Internal structure

Scaphandre is designed to be extensible. As it performs basically two tasks: collecting/pre-computing the power consumption metrics and publishing it, it is composed of two main components: a sensor and an exporter. Each can be implemented in different ways to match a certain use case. When you run scaphandre from the command line, -s allows you to choose the sensor you want to use, and the next subcommand is the name of the exporter.


Sensors are meant to:

  1. get the power consumptions metrics of the host
  2. make it available for the exporter

The PowercapRAPL for instance, gets and transforms metrics coming from the powercap Linux kernel module, that serves as an interface to get the data from the RAPL feature of x86 CPUs. Because this feature is only accessible when you are running on a bare metal machine, this sensor will not work in a virtual machine, except if you first run scaphandre on the hypervisor and make the VM metrics available, with the qemu exporter, to scaphandre running inside the virtual machine.

When you don't have access to the hypervisor/bare-metal machine (ie. when you run on public cloud instances and your provider doesn't run scaphandre) you still have the option to estimate the power consumption, based on both the ressources (cpu/gpu/ram/io...) consumed by the virtual machine at a given time, and the characteristics of the underlying hardware. This is the way we are designing the future estimation-based sensor, to match that use case.

Looking at the code, you'll find that the interface between metrics and the exporters is in fact the Topology object. This is intended to be asked by the exporter through the get_topology method of the sensor.


An exporter is expected to:

  1. ask the sensors to get new metrics and store them for later, potential usage
  2. export the current metrics

The Stdout exporter exposes the metrics on the standard output (in your terminal). The prometheus exporter exposes the metrics on an HTTP endpoint, to be scraped by a prometheus instance. An exporter should be created for each monitoring scenario (do you want to feed your favorite monitoring/data analysis tool with scaphandre metrics ? feel free to open a PR to create a new exporter !).

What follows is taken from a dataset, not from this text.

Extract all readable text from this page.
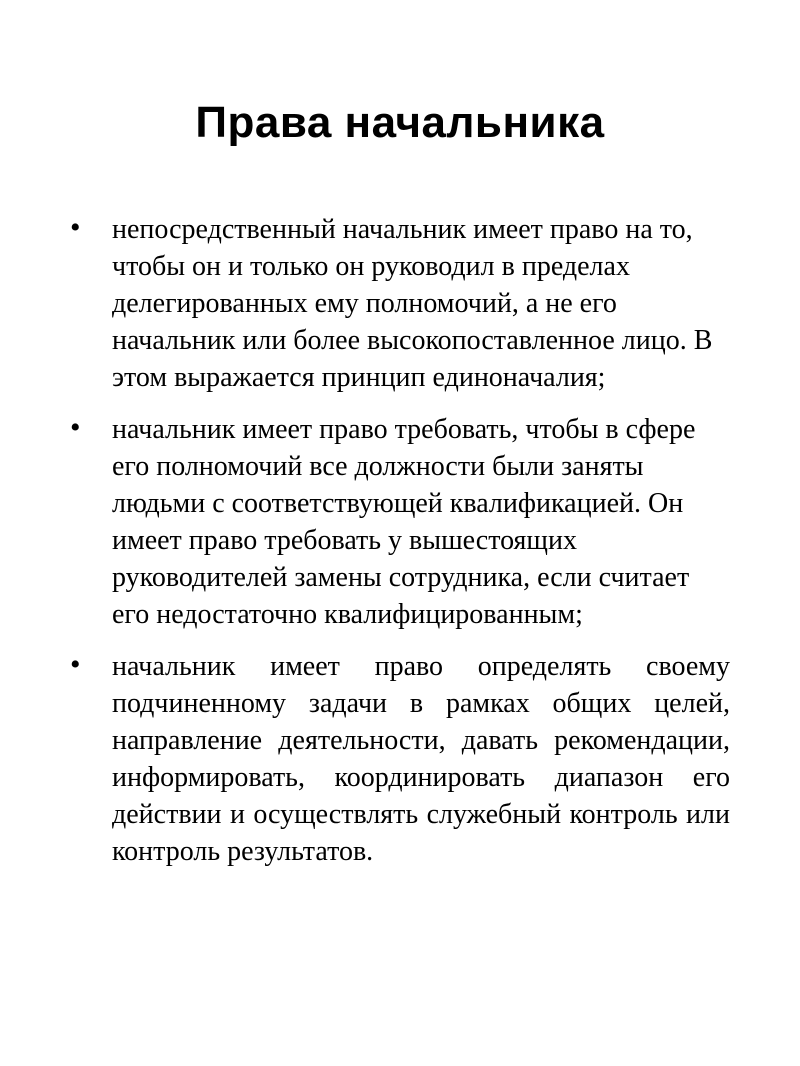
Права начальника
• непосредственный начальник имеет право на то, чтобы он и только он руководил в пределах делегированных ему полномочий, а не его начальник или более высокопоставленное лицо. В этом выражается принцип единоначалия;
• начальник имеет право требовать, чтобы в сфере его полномочий все должности были заняты людьми с соответствующей квалификацией. Он имеет право требовать у вышестоящих руководителей замены сотрудника, если считает его недостаточно квалифицированным;
• начальник имеет право определять своему подчиненному задачи в рамках общих целей, направление деятельности, давать рекомендации, информировать, координировать диапазон его действии и осуществлять служебный контроль или контроль результатов.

As introduced in the sensors section, the Qemu exporter, is very specific. It is only intended to collect metrics related to running virtual machines on a Qemu/KVM hypervisor. Those metrics can then be made available to each virtual machine and their own scaphandre instance, running the PowercapRAPL sensor (with the --vm flag on). The qemu exporter puts VM's metrics in files the same way the powercap kernel module does it. It mimics this behavior, so the sensor can act the same way it would on a bare metal machine.